Since that trip to San Francisco three decades ago, Waghorn has appeared in more than 400 papers, from the Washington Post and London’s Sunday Times to the Chicago Tribune and Sydney Morning Herald. His portfolio-over 9,000 drawings-has grown into a scrapbook of history. (The collection is now digitized; he hopes it will end up in a national archive.) He’s drawn Ronald Reagan 36 times, George W. Bush 28, and Bill Clinton 19. His originals have been bought by everyone from Paul Newman and David Bowie to Brian Mulroney and George Lucas. His caricatures have sold for as much as $6,000, rivalling Levine himself.

Unlike Levine–who once drew President Lyndon B. Johnson pulling up his shirt to reveal a scar made to look like the outline of Vietnam–Waghorn was always more portraitist than assassin. “Caricature has its origins in high art,” he says on a recent evening in his studio. “Look at Picasso.
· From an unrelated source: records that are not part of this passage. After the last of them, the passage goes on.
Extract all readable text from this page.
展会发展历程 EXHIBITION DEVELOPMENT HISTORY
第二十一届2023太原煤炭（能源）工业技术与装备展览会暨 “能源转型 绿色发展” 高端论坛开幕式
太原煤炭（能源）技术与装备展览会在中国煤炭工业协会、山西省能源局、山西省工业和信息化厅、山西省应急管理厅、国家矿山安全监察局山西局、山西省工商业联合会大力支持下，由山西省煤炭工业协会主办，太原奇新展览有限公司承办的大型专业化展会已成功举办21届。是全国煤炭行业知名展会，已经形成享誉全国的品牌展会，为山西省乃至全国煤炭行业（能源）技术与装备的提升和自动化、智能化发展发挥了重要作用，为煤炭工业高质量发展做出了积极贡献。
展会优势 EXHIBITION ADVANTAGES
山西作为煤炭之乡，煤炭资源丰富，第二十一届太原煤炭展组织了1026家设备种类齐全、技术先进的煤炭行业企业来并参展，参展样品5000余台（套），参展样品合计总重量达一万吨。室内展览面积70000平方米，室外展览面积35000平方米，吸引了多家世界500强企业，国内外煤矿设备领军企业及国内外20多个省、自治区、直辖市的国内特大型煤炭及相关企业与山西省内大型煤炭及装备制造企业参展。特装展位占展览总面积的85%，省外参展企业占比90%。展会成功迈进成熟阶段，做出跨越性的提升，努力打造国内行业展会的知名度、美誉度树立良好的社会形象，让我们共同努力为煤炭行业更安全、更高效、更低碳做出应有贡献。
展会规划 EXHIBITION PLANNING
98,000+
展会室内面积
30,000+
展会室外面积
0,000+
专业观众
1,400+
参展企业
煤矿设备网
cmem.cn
Half of his portraiture is caricature. Honoré Daumier was an artist. Gustave Doré, an illustrator who was a brilliant artist. I was happy to leave the political statements to others and concentrate on the art of caricature, which is tough enough on its own.” Another difference lies in the eyes. A person’s essence can be found there, Waghorn believes, which is why he focuses on them in his drawings. Where Levine often made the famous look almost grotesque in order to bring them down a notch, Waghorn’s subjects, from Muhammad Ali to Jon Stewart, usually wear serious expressions, as if posing for a portrait.

“You can still see the Levine style in Kerry’s work,” says Peterson, “but it’s more muted than it once was. There are three or four other cartoonists in the U.S. working in the Levine pen-and-ink style, and they’re very good. But I really think Kerry has them beat.”

There was another reason Waghorn made his caricatures neutral. If he tied a drawing to a particular event it would probably have a short shelf life. He concentrated on producing high-quality likenesses in the middle ground between portraiture and grotesquerie that could be used over and over. Which makes sense when you consider that he gets a cut each time his work appears in print.

He still produces syndicated editorial work, but Waghorn spends more time on his paintings these days. (Levine’s first love was painting, too; his caricatures paid the bills.) Right now, he has some 40 sketches on canvas that will become oils. They’re mostly drawn from trips he and his wife, Amber, have taken around British Columbia and Washington state. “Painting is something new all over again,” Waghorn says, surveying the sketches. “I’m pretty confident about doing it, but I could flame right out, who knows? But I’m not doing it to make big sales. I don’t have any intention right now of selling them. Picasso said painting is just a diary and he was right; this stuff is a diary of some of my travels.”

Waghorn’s caricatures remain as polished as ever, but the slow demise of newspapers means that his market is collapsing around him. There are only 1,400 newspapers with an editorial page left in North America, a tiny fraction of the number 30 years ago. “It’s been hard,” he acknowledges, “because your first instinct is to blame yourself: is it something I’m doing? But then you realize it’s the business. It’s changing. In many ways, I’m lucky I got to live through the golden age of editorial cartooning.”

Live through it? He helped create it.